The final use in Colossians 1:27:
to whom God willed to make known what is the riches of the glory of this mystery among the Gentiles, which is Christ in you, the hope of glory.
It really struck me how important hope is in chapter 1.
- In the first instance, the faith of the Christians and the love they had for the saints came as a result of the hope they have laid up in heaven. Our godly actions came from the source of our hope!
- In the second usage, if we go backward from verse 23 it is “the hope of the gospel” that causes us to be firmly established in the faith, which then as we continue in it will present us to God holy and blameless and beyond reproach.
- Finally, in the third usage we see where the hope is anchored: Christ in us. Christ within us, and His righteousness living inside of us, is the source of the “hope of glory” that Paul talks about in chapter 1.

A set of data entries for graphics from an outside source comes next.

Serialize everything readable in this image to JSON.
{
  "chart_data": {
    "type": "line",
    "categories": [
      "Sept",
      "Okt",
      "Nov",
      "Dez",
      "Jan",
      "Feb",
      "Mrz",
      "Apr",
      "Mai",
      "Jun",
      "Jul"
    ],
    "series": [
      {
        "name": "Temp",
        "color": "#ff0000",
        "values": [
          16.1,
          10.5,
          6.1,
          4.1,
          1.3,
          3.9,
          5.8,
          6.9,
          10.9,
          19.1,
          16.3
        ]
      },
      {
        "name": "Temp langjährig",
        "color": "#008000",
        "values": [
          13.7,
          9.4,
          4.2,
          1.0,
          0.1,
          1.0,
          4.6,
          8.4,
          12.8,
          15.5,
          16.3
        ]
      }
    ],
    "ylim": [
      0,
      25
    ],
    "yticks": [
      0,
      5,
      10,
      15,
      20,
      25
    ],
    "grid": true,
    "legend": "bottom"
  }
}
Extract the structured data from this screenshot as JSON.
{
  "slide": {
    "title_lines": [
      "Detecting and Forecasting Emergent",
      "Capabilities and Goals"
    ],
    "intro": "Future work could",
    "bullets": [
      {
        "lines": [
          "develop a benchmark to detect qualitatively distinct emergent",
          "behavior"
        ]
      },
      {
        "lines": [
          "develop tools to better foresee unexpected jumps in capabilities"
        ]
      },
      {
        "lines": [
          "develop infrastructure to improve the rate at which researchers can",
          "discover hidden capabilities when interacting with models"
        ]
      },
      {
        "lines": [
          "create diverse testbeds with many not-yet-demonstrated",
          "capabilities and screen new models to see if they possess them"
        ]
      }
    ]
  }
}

So what is hope? Well I looked it up in my “Student Bible Dictionary” (and confirmed it in my Greek lexicon for you Bible nerds), and it defines hope as “Belief that God will accomplish what He has promised.” The term means to look forward to something with confidence, expecting fulfillment. The gospel, or “good news” that is the anchor of our hope, is that all who trust in Christ alone for eternal life will spend forever with God, pardoned for their sin and in perfect fellowship with Him!
When I put those two together it really hit me how important my outlook and focus are. Christ in me is the reason for my confidence that God will rescue me from hell and welcome me into His presence forever. By remembering that hope, having confidence in God’s fulfillment of His promise and not being moved from it, by focusing on it and keeping it in the front of my mind I know that when I meet God on the day of my death I will be presented to Him “holy and blameless and beyond reproach” (v. 22). The meeting day will be a good one, filled with celebration at His gift given to me and His faithfulness to His promise. Finally I know that the path of hope expresses itself in the love I have for God’s people and the trust I have in Christ in my daily life.
So today’s theme and focus for me is hope. Am I confidently expecting God to fulfill His promise, focused on the eternal life that awaits and eagerly anticipating it? That is then the source of my actions, my trust in Christ for my daily needs and love for His people. Truth drives action today. I will focus today on living “from the inside out.”
May your day be a day of hope today as well!